32 Bit Z-Buffer - Does G400 Do It Or Not?

Before I get into one of my observations, I wanted to give a rough description of what a Z-buffer is. A Z-buffer stores the depth of each pixel on the screen. When objects are being drawn, the Z-buffer sorts the pixels on the Z coordinate (depth). Basically, if you have pixel A and pixel B, in the same line of sight, the Z-buffer decides which pixel will be in front of the other. When graphics vendors like Matrox or NVIDIA talk about different Z-buffer `bits," they are referring to the accuracy of the Z-buffer.

While Matrox is marketing high visual quality with new features like Vibrant Color Quality and bump mapping, they seem to have problems in 32 bit color OpenGL applications. The problem I'm speaking of is found in leading edge games that support 32 bit color modes and require true 24 bit+ Z-buffer support. In games that use 32 bit color but only use a 16 bit Z-buffer you won't have any problems. However, when you use 32 bit color/Z-buffer mode in a game like Recoil or Quake Arena, you will. The problem can be annoying because it causes objects in the background to "flicker." The light and wall are both fighting to be in front of each other. We will provide an example (which is hard to show in a still picture) of what we're talking about below. If you move forward/backward or look up and down, you'll see the light source disappear as the wall fights to be in front of it. You will not see this problem on a TNT2 because it always supplies the game with a true 24 bit/ 32 bit Z in 32 bit color mode. We confronted Matrox about this and it turns out that the current OpenGL driver has issues when a program calls for a 32 bit Z buffer in OpenGL (not DirectX). Matrox said it might be fixed in a beta driver to be released in a couple of weeks so we'll have to see what happens then.

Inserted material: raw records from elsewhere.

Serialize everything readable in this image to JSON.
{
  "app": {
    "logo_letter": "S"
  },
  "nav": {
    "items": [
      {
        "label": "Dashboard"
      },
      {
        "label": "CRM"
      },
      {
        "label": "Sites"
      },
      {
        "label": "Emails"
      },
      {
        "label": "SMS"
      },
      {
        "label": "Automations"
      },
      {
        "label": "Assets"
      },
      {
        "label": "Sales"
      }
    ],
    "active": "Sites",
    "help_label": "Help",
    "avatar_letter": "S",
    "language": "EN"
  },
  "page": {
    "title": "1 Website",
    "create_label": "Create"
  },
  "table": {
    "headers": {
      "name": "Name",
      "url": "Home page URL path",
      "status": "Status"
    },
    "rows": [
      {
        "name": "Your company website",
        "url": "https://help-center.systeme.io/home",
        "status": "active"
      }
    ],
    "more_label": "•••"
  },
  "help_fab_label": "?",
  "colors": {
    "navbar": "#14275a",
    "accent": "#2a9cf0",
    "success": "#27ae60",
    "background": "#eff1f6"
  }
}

Now you see it... (the far light source)!

Now you don't!

Matrox has decided to use 16 bit or 32 bit Z-buffer depending on which of the two was requested by the program. Unfortunately, this is what is broken in the OpenGL driver right now. The OpenGL-games get a 16 bit Z-buffer only, producing visual defects in games that require 32 bit Z-buffer. This is the best way to do things as long as it works correctly. If you want 32 bit color and only need 16 bit Z-buffer then you'll save a considerable amount of memory bandwidth. We believe this is one of the reasons the G400 MAX pulls away from the TNT2 at true color. The TNT2 can do 16 bit Z-buffer in 16 bit color and 32 bit Z-buffer in 32 bit color only, it's not able to do the two additional possibilities, which are 16 bit color / 32 bit Z-buffer or the more common version of 32 bit color / 16 bit Z-buffer. G400 is able to do that too and that means a performance advantage over TNT2 in the majority of games that use 32 bit color, since most of them only use a 16 bit deep depth information.